In Classical Music
The ondes Martenot has been used by many composers, most notably Olivier Messiaen. He first used it in the Fête des Belles Eaux for six ondes, written for the 1937 International World's Fair in Paris and then used it in several of his works, including the Turangalîla-Symphonie and Trois Petites Liturgies de la Présence Divine. His opera Saint-François d'Assise requires three of the instruments. The composer's widow, Yvonne Loriod-Messiaen arranged and edited four unpublished Feuillets inedits for ondes Martenot and piano which were published in 2001. The ondes Martenot has also been used occasionally in transcriptions: Leopold Stokowski used the instrument in his ethereal orchestration of Buxtehude's Sarabande and Courante ("Auf Meinen Lieben Gott").
Other notable composers who have employed the ondes Martenot in their works include Charles Koechlin, Edgard Varèse (as a replacement for two theremin instruments in his work Ecuatorial), Arthur Honegger, Darius Milhaud, Cemal Reşit Rey, Maurice Jarre, Sylvano Bussotti, Giacinto Scelsi, Marcel Landowski, Karel Goeyvaerts, Pierre Boulez, Tristan Murail, Henri Tomasi, and Frank Zappa. André Jolivet wrote a prominent concerto for it in 1947. Bohuslav Martinů authorized the adaptation of his Fantasie to the use of the ondes Martenot when it proved difficult to perform on the Theremin, for which it was originally written.

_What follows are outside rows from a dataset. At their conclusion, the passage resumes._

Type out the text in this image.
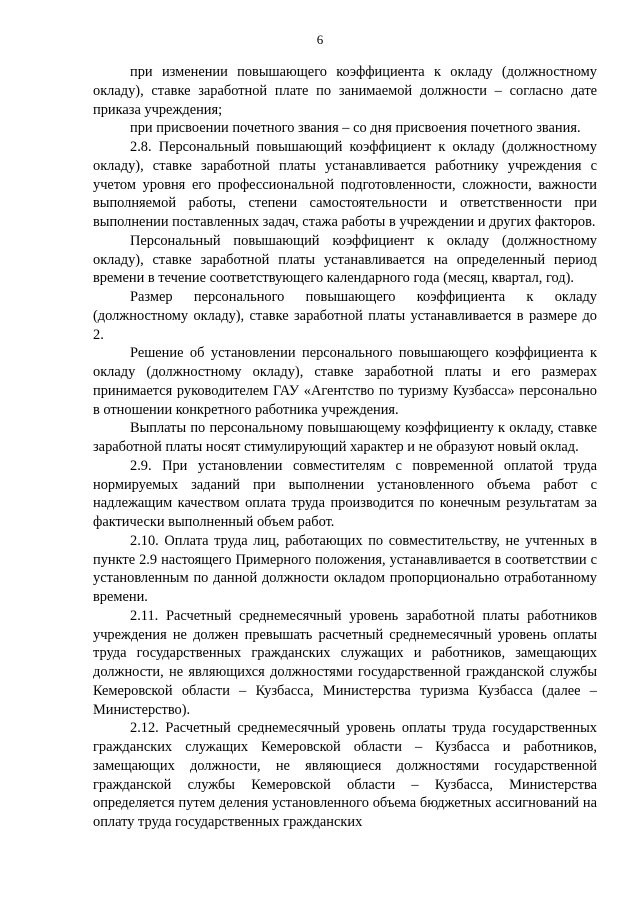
6

при изменении повышающего коэффициента к окладу (должностному окладу), ставке заработной плате по занимаемой должности – согласно дате приказа учреждения;

при присвоении почетного звания – со дня присвоения почетного звания.

2.8. Персональный повышающий коэффициент к окладу (должностному окладу), ставке заработной платы устанавливается работнику учреждения с учетом уровня его профессиональной подготовленности, сложности, важности выполняемой работы, степени самостоятельности и ответственности при выполнении поставленных задач, стажа работы в учреждении и других факторов.

Персональный повышающий коэффициент к окладу (должностному окладу), ставке заработной платы устанавливается на определенный период времени в течение соответствующего календарного года (месяц, квартал, год).

Размер персонального повышающего коэффициента к окладу (должностному окладу), ставке заработной платы устанавливается в размере до 2.

Решение об установлении персонального повышающего коэффициента к окладу (должностному окладу), ставке заработной платы и его размерах принимается руководителем ГАУ «Агентство по туризму Кузбасса» персонально в отношении конкретного работника учреждения.

Выплаты по персональному повышающему коэффициенту к окладу, ставке заработной платы носят стимулирующий характер и не образуют новый оклад.

2.9. При установлении совместителям с повременной оплатой труда нормируемых заданий при выполнении установленного объема работ с надлежащим качеством оплата труда производится по конечным результатам за фактически выполненный объем работ.

2.10. Оплата труда лиц, работающих по совместительству, не учтенных в пункте 2.9 настоящего Примерного положения, устанавливается в соответствии с установленным по данной должности окладом пропорционально отработанному времени.

2.11. Расчетный среднемесячный уровень заработной платы работников учреждения не должен превышать расчетный среднемесячный уровень оплаты труда государственных гражданских служащих и работников, замещающих должности, не являющихся должностями государственной гражданской службы Кемеровской области – Кузбасса, Министерства туризма Кузбасса (далее – Министерство).

2.12. Расчетный среднемесячный уровень оплаты труда государственных гражданских служащих Кемеровской области – Кузбасса и работников, замещающих должности, не являющиеся должностями государственной гражданской службы Кемеровской области – Кузбасса, Министерства определяется путем деления установленного объема бюджетных ассигнований на оплату труда государственных гражданских
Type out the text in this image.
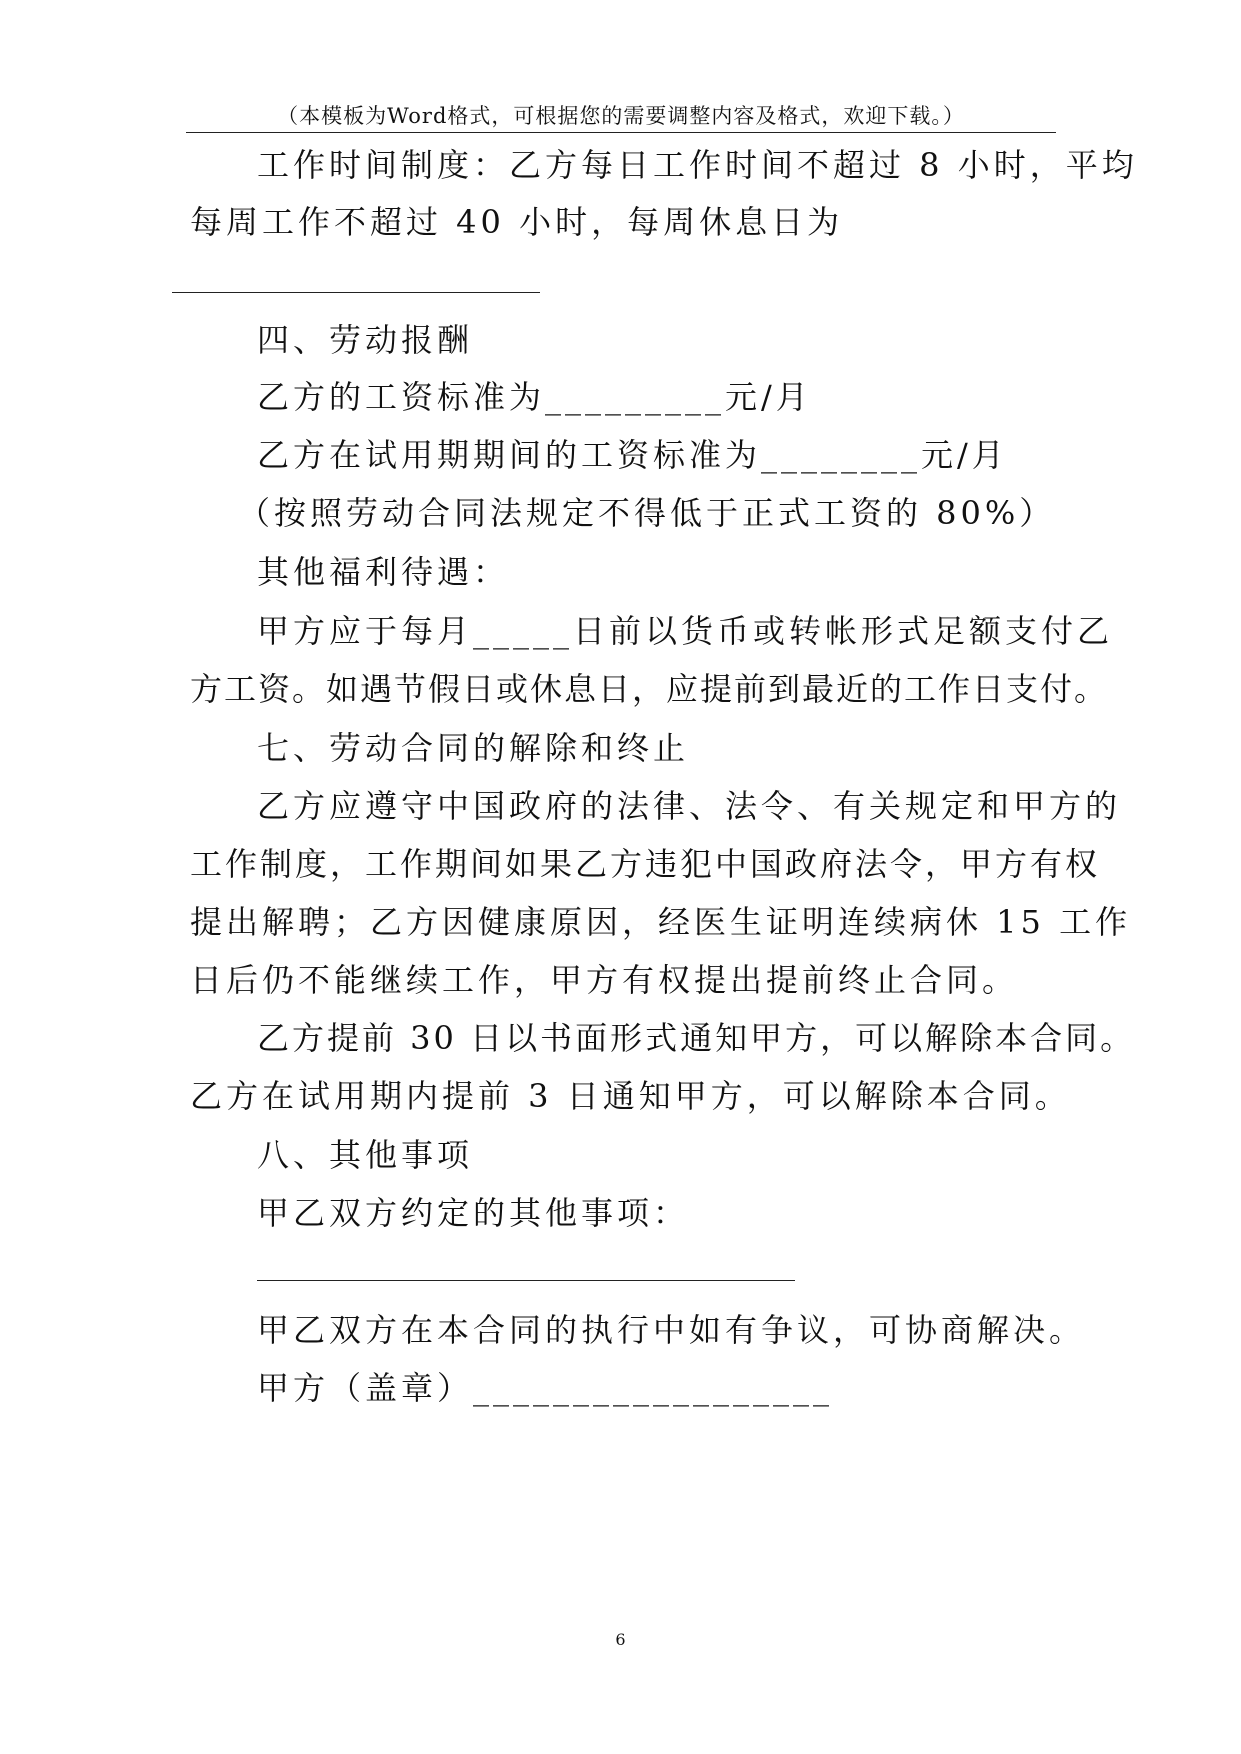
（本模板为Word格式，可根据您的需要调整内容及格式，欢迎下载。）
工作时间制度：乙方每日工作时间不超过 8 小时，平均
每周工作不超过 40 小时，每周休息日为
四、劳动报酬
乙方的工资标准为_________元/月
乙方在试用期期间的工资标准为________元/月
（按照劳动合同法规定不得低于正式工资的 80%）
其他福利待遇：
甲方应于每月_____日前以货币或转帐形式足额支付乙
方工资。如遇节假日或休息日，应提前到最近的工作日支付。
七、劳动合同的解除和终止
乙方应遵守中国政府的法律、法令、有关规定和甲方的
工作制度，工作期间如果乙方违犯中国政府法令，甲方有权
提出解聘；乙方因健康原因，经医生证明连续病休 15 工作
日后仍不能继续工作，甲方有权提出提前终止合同。
乙方提前 30 日以书面形式通知甲方，可以解除本合同。
乙方在试用期内提前 3 日通知甲方，可以解除本合同。
八、其他事项
甲乙双方约定的其他事项：
甲乙双方在本合同的执行中如有争议，可协商解决。
甲方（盖章）__________________
6
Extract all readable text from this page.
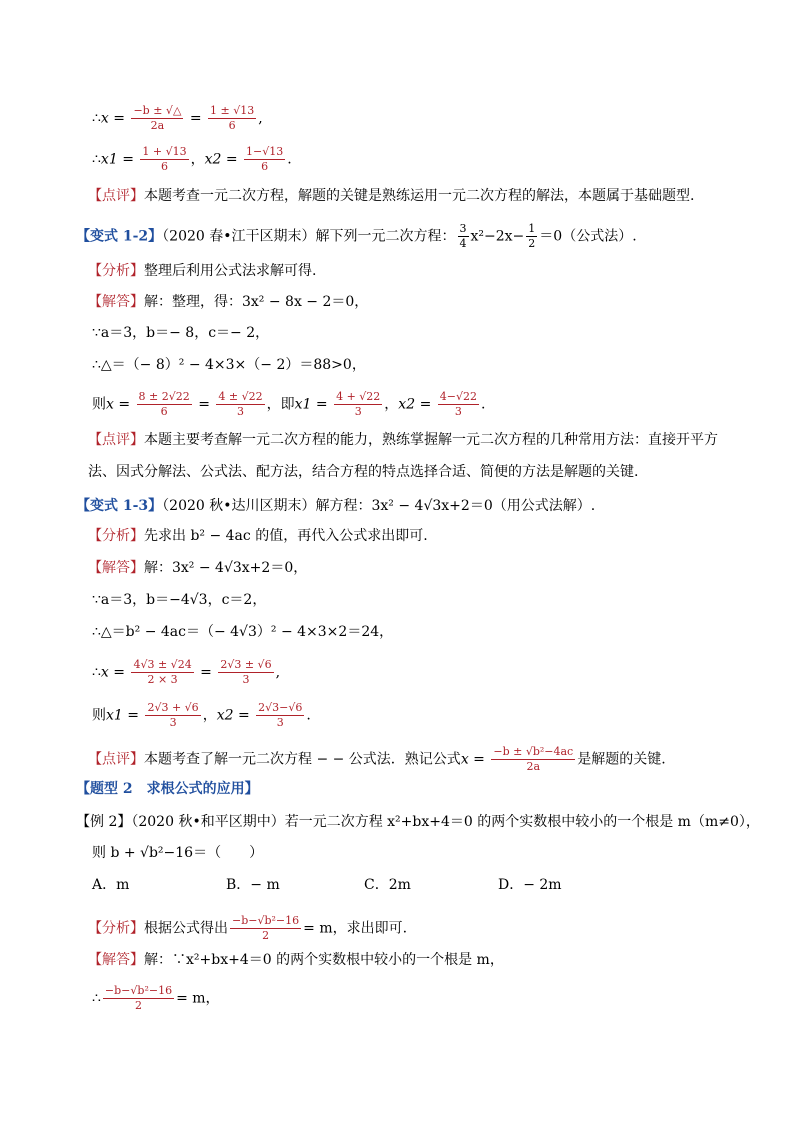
∴x = $\frac{-b \pm √\triangle}{2a} = \frac{1 \pm √13}{6}$ ,
∴x1 = $\frac{1 + √13}{6}$ ，$x2 = \frac{1-√13}{6}$ .
【点评】本题考查一元二次方程，解题的关键是熟练运用一元二次方程的解法，本题属于基础题型.
【变式 1-2】（2020 春•江干区期末）解下列一元二次方程： $\frac{3}{4} x^2-2x- \frac{1}{2} =0$（公式法）.
【分析】整理后利用公式法求解可得.
【解答】解：整理，得：3x² − 8x − 2＝0，
∵a＝3，b＝− 8，c＝− 2，
∴△＝（− 8）² − 4×3×（− 2）＝88>0，
则$x = \frac{8 \pm 2√22}{6} = \frac{4 \pm √22}{3}$ ，即$x1 = \frac{4 + √22}{3}$ ，$x2 = \frac{4-√22}{3}$ .
【点评】本题主要考查解一元二次方程的能力，熟练掌握解一元二次方程的几种常用方法：直接开平方
法、因式分解法、公式法、配方法，结合方程的特点选择合适、简便的方法是解题的关键.
【变式 1-3】（2020 秋•达川区期末）解方程：3x² − 4√3x+2＝0（用公式法解）.
【分析】先求出 b² − 4ac 的值，再代入公式求出即可.
【解答】解：3x² − 4√3x+2＝0，
∵a＝3，b＝−4√3，c＝2，
∴△＝b² − 4ac＝（− 4√3）² − 4×3×2＝24，
∴x = $\frac{4√3 \pm √24}{2 \times 3} = \frac{2√3 \pm √6}{3}$ ,
则$x1 = \frac{2√3 + √6}{3}$ ，$x2 = \frac{2√3-√6}{3}$ .
【点评】本题考查了解一元二次方程 − − 公式法．熟记公式$x = \frac{\text{−b ± √b²−4ac}}{2a}$ 是解题的关键.
【题型 2　求根公式的应用】
【例 2】（2020 秋•和平区期中）若一元二次方程 x²+bx+4＝0 的两个实数根中较小的一个根是 m（m≠0），
则 b + √b²−16＝（　　）
A．m	B．− m	C．2m	D．− 2m
【分析】根据公式得出 $\frac{\text{−b−√b²−16}}{2} = m$，求出即可.
【解答】解：∵x²+bx+4＝0 的两个实数根中较小的一个根是 m，
∴ $\frac{\text{−b−√b²−16}}{2} = m$，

Estimates of the number of works written for ondes Martenot vary. Hugh Davies reckoned there to be around a thousand works composed for the instrument. Jeanne Loriod's figures are the more widely quoted: she estimated that there were 300 pieces of chamber music, including 14 concertos. Jacques Tchamkerten's provisional catalogue of works for ondes, included in the current reprinting of Loriod's Technique, lists far fewer works than either of these figures.